Unter den anderen Arbeiten der Künstlergruppe „Der Kreis“ seien aus der interessanten und lebendigen Fülle nur einige hervorgehoben. So etwa die poetisch-nuancierten Landschaftszeichnungen von Ernst Paar, die virtuosen Holzschnitte von Hans Stockbauer, der nun zu einem magischen Realismus übergeht, die lyrische kleine Welt in den Collagen und Ölbildern Arnulf Neuwirths, die Verfallsromantik des sterbenden Wien im Photo-Realismus von Franz Zadrazil, das Walter Muhammad Malli in seinen spätbarock-expressionistischen Radierungen ebenso besingt wie Richard Ahmad Pechoc die einfallreichen, aber farbig grellen Drucke Hubert Fischlhammers und die zwischen Klee und Kubismus pendelnden Bilder und Graphiken Peter Palffys, die Insekten von Hans Hoffmann und die Temperabilder von Josef Stoitzner, sowie die Mini-Art Eisenradierungen Hans Plob-ners. Dekorative Spiegelobjekte stammen von Peter Perz, dekorative Stahlplastiken von Josef Schagerl.

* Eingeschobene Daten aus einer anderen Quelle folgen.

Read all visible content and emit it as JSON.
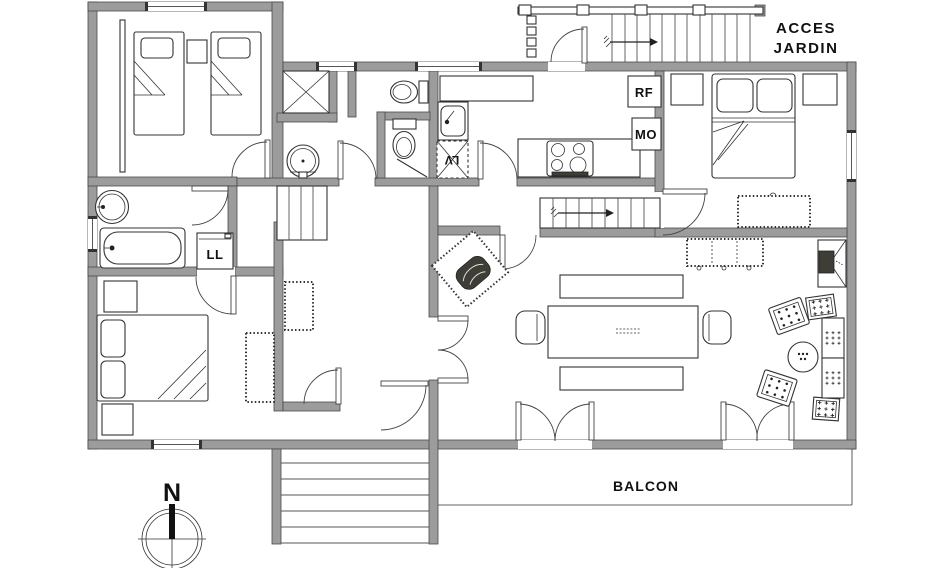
{
  "labels": {
    "acces": "ACCES",
    "jardin": "JARDIN",
    "balcon": "BALCON",
    "rf": "RF",
    "mo": "MO",
    "lv": "LV",
    "ll": "LL",
    "north": "N"
  },
  "colors": {
    "wall": "#9c9c9c",
    "wall_edge": "#4a4a4a",
    "line": "#333333",
    "dark": "#3f3e36"
  }
}
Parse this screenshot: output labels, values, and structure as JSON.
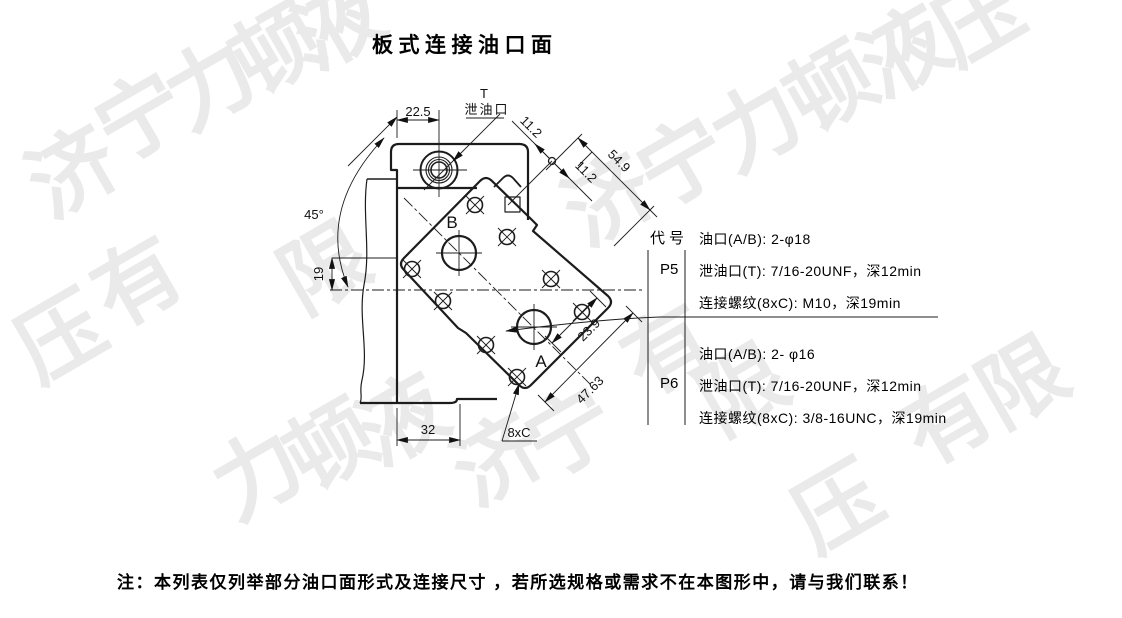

Die Secession, die über ihrem Tor das Motto trägt „Der Zeit ihre Kunst — der Kunst ihre Freiheit“ zeigt — ob bewußt oder unbewußt sei dahingestellt — zu ihrem Jubiläum eine Ausstellung von Arbeiten Martha Jungwirths und Franz Ringels. Martha Jungwirth ist eine sehr geschickte Zeichnerin, die sich stets auf dem Horizont der gängigen Moden umgesehen und orientiert hat. So hat sie schon vor einigen Jahren auch mit der Sex- und Pop-Welle Position bezogen und wandelt nun, nach ihren kopulierenden Kolbenmotoren und bein- und schuhfetischistischen Graphiken, Mieder im Sinn des neuen Detailrealismus, Frauen im Sessel oder im Bad mit etwas parfümierter Francis-Bacon-Masche und Installationsgestänge als Sexual-organik ab. — Ist diese Erotomanie noch eher als bloß suggestiv und wirklich erotisch zu bezeichnen, so haben Ringels Graphiken und Bilder scheinbar die Direktheit von Vespa-sienne-Malerei (lies: Häusel-Zeichnungen). Ringel hat sich seinerseits bei der „Bildnerei“ der Geisteskranken bei Prinzhorn und Navratil umgesehen und münzt — im wahrsten Sinn des Wortes — Angst und Zwänge der Kranken in bösartige Hübschheit um. Die berechnende Überlegung zeigt sich in den auf schwarzem Grund plazierten ornamentalen Ausschnitten, während die vorgetäuschte Frenesie besonders in den großen Formaten deutlich Ermattungserscheinungen zeigt.

Der Katalog der Ausstellung, ein Photoheft das mit der Ausstellung gar nichts zu tun hat, entlarvt mit dem in diesem Fall unbestechlichen Auge der Kamera die ganze Fragwürdigkeit der Erscheinungen. Ein echtes Dokument.